La terza innovazione è stata - soprattutto per i bianchi – la considerazione della catena terpenica per l’estrazione massima delle componenti aromatiche che Mino raccomandava doversi fare con le criomacerazioni. Vi è poi la quarta intuizione che ancora rimanda all’infinitamente piccolo e al suo invaghimento per Galileo Galilei: la luce. Non il sole per far maturare le uve, ma la frequenza della luce per attivare la fotosintesi interessava a Giacomo. Per questa ragione era innamorato della Sicilia, della Sardegna, della Maremma, delle piccole isole. Sulla frequenza di luce Mino fondava la supremazia - annunciata - del vino italiano rispetto a quello francese.
Vi è una quinta intuizione di cui però galileianamente - la scienza, disse il grande pisano, procede per prova ed errore - Tachis si era pentito: i vasi vinari in acciaio. Sono sterili, consentono un facile controllo delle temperature di fermentazione, agevolano i rimontaggi e perciò le macerazioni. Ma studiando a fondo i lieviti si era convinto che l’acciaio con le micro-correnti galvaniche finisse per isterizzare il vino. Così negli ultimi anni era tornato a benedire il cemento vetrificato. Era un’ulteriore avvicinamento all’armonia del naturale.
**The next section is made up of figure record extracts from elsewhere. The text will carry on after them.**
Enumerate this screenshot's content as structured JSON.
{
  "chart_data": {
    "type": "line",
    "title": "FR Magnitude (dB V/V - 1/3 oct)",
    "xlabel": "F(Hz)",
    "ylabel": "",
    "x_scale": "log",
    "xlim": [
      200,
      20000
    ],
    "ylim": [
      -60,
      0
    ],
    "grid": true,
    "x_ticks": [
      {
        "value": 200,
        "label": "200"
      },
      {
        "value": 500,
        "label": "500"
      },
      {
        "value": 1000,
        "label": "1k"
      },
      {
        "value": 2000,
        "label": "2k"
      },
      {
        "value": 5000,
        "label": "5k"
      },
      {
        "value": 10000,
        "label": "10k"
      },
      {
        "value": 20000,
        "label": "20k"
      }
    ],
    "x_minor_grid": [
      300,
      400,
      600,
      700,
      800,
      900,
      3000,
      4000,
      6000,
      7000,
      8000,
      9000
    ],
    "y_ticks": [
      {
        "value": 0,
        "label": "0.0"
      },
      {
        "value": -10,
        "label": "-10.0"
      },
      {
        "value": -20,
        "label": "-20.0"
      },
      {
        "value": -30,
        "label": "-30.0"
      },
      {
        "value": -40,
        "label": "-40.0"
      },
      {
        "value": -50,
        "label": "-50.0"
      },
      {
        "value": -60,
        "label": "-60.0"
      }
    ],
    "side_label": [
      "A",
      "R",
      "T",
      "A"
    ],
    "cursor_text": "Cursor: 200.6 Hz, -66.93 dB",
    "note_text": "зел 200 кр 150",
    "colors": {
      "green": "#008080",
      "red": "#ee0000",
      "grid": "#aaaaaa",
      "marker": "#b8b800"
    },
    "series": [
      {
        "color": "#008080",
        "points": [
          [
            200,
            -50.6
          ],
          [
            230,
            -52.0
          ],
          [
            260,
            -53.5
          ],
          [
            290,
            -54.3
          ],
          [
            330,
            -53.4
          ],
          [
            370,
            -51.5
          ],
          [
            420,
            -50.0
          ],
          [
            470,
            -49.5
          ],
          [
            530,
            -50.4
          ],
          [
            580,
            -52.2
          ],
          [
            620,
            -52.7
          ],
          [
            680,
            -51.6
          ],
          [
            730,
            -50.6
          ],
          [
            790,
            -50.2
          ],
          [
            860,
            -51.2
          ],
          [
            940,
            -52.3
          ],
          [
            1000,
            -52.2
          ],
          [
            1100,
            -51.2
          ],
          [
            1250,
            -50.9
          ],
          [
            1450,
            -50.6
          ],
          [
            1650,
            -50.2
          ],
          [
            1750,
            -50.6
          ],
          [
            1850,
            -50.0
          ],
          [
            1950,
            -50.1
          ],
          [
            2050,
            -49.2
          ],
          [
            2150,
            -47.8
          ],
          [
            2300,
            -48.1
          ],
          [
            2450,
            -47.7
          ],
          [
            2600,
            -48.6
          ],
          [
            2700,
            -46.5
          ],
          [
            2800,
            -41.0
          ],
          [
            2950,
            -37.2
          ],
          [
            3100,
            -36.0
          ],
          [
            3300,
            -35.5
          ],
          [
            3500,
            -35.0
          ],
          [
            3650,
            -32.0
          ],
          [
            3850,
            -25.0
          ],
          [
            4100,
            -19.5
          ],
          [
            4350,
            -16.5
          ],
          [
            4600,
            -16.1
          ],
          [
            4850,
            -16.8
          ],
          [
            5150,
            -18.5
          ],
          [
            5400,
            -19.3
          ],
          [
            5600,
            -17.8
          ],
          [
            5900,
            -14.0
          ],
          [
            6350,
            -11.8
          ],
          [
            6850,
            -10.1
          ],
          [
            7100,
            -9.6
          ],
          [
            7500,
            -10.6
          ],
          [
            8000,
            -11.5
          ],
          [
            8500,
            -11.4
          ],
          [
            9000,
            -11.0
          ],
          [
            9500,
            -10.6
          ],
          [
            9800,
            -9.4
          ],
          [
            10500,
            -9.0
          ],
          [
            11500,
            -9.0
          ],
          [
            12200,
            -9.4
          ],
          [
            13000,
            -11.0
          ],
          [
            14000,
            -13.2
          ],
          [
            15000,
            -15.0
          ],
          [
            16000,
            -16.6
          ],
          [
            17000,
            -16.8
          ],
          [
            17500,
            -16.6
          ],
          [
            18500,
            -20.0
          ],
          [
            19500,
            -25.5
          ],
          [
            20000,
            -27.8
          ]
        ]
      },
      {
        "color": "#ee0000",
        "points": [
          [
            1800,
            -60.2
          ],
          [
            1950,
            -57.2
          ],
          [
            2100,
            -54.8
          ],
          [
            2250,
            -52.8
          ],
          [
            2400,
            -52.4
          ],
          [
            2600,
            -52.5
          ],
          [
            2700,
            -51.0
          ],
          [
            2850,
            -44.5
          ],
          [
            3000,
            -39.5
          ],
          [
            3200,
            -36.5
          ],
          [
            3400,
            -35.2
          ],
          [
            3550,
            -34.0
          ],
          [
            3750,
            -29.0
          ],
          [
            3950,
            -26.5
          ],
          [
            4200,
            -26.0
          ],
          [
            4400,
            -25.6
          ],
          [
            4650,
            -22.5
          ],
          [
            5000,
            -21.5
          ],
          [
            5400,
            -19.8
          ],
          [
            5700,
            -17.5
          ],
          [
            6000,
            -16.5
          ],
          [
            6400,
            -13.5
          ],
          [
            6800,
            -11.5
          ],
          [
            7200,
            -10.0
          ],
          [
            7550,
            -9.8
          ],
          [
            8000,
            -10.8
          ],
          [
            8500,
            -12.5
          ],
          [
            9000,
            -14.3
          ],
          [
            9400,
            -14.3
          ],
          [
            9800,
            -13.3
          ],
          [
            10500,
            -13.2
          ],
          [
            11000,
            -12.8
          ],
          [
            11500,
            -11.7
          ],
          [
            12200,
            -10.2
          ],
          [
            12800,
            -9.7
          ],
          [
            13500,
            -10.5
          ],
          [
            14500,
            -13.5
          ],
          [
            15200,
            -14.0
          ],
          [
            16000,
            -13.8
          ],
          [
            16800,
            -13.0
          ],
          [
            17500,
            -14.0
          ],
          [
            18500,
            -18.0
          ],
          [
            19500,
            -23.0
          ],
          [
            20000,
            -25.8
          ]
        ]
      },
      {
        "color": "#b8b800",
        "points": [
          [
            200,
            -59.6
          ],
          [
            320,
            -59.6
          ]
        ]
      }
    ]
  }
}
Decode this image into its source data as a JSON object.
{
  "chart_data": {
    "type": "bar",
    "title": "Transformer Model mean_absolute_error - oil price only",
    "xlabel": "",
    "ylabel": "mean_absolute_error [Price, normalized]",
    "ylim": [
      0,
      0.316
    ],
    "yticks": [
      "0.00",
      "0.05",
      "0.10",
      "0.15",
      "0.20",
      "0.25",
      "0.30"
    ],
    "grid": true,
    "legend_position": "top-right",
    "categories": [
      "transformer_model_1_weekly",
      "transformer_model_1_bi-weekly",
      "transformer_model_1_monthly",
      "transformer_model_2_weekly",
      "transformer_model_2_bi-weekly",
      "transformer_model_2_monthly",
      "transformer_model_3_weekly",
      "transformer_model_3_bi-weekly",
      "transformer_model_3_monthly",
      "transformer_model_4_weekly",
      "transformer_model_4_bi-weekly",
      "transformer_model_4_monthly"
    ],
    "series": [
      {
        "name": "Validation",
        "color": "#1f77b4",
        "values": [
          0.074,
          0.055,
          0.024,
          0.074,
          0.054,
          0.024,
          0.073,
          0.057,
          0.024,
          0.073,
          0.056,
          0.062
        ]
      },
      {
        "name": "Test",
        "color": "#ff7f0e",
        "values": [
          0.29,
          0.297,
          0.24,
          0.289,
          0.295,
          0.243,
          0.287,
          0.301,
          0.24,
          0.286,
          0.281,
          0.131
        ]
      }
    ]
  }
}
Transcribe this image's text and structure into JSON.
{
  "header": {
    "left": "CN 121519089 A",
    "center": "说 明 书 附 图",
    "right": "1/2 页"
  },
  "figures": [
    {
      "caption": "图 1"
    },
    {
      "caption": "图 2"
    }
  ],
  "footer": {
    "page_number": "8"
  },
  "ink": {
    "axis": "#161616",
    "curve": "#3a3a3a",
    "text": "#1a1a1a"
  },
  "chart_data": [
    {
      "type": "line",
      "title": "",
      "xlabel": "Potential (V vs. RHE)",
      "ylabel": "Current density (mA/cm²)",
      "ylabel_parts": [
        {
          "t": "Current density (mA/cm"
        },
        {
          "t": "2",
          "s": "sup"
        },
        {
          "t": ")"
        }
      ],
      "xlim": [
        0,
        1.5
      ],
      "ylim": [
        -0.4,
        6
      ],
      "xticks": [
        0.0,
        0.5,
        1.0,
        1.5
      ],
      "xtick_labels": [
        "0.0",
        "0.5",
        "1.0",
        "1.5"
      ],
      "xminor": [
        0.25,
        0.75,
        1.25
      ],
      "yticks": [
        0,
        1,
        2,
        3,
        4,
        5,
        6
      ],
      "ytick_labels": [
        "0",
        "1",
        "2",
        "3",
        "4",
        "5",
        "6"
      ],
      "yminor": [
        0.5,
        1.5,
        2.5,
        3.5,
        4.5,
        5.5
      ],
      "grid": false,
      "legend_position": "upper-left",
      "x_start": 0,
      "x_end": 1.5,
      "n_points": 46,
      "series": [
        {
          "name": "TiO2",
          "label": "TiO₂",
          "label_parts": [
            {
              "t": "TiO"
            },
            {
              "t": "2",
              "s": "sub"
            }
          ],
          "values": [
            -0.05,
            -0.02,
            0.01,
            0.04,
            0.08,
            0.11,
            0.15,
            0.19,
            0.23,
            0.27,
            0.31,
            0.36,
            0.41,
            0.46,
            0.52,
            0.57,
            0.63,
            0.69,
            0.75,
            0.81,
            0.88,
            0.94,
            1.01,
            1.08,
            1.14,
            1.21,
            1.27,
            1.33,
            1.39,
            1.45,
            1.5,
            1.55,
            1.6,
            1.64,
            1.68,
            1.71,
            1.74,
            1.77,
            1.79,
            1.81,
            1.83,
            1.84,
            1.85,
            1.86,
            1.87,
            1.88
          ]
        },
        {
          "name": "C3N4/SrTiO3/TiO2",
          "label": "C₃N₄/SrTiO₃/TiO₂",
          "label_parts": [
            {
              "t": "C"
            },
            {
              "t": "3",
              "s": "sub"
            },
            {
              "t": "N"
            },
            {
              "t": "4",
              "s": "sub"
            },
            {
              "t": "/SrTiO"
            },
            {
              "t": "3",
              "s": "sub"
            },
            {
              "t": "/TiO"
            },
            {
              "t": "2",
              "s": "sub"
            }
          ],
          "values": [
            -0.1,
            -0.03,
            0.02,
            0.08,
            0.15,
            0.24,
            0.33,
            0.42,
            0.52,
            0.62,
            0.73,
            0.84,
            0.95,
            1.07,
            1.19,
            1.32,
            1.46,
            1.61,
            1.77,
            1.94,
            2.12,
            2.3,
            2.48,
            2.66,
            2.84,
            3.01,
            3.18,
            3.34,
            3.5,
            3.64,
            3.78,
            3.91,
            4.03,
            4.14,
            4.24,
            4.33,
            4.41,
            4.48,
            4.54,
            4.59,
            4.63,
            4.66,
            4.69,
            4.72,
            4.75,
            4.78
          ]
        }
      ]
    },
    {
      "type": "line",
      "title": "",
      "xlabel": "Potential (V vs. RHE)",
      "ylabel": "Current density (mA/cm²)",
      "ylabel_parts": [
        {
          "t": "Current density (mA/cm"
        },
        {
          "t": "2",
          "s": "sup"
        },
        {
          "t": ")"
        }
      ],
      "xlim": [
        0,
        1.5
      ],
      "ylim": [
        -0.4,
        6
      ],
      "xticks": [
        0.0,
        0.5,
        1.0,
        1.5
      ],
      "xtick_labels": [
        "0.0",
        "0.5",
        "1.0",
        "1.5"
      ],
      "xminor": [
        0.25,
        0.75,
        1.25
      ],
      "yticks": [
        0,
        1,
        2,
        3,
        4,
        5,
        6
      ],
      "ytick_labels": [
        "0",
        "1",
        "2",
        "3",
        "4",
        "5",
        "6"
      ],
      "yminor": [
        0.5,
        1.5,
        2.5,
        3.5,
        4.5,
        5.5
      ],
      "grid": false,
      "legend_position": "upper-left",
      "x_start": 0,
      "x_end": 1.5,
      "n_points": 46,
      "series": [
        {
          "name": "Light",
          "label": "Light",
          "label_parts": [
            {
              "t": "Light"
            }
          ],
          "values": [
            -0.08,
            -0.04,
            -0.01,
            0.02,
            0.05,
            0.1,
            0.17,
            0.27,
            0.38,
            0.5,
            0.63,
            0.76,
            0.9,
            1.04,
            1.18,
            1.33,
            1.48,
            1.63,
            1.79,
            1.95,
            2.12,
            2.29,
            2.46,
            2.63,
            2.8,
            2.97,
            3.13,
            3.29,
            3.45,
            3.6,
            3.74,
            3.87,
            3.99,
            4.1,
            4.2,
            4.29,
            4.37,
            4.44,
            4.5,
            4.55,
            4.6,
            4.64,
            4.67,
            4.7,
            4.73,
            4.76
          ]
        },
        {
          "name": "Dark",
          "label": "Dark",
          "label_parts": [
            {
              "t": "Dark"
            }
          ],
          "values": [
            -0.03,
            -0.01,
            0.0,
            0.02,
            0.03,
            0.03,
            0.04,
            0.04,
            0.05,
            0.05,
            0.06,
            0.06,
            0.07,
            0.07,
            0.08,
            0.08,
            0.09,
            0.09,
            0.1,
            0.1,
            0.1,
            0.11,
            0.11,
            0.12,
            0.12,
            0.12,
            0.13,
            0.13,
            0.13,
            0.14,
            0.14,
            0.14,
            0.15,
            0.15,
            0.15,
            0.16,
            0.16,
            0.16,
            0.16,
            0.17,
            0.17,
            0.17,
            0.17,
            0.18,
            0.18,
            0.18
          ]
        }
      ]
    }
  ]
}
Ora però resta l’ultimo grande insegnamento, quello davvero universale e di cui pesante si fa l’eredità. Giacomo Tachis di sé diceva: sono un mescolavino e a fronte di lodi e lusinghe rispondeva con Dante: “Non ti curar di lor ma guarda e passa”. Ecco l’insegnamento più profondo: fare vino con rispetto e umiltà. Due piante difficilissime da coltivare ai tempi nostri!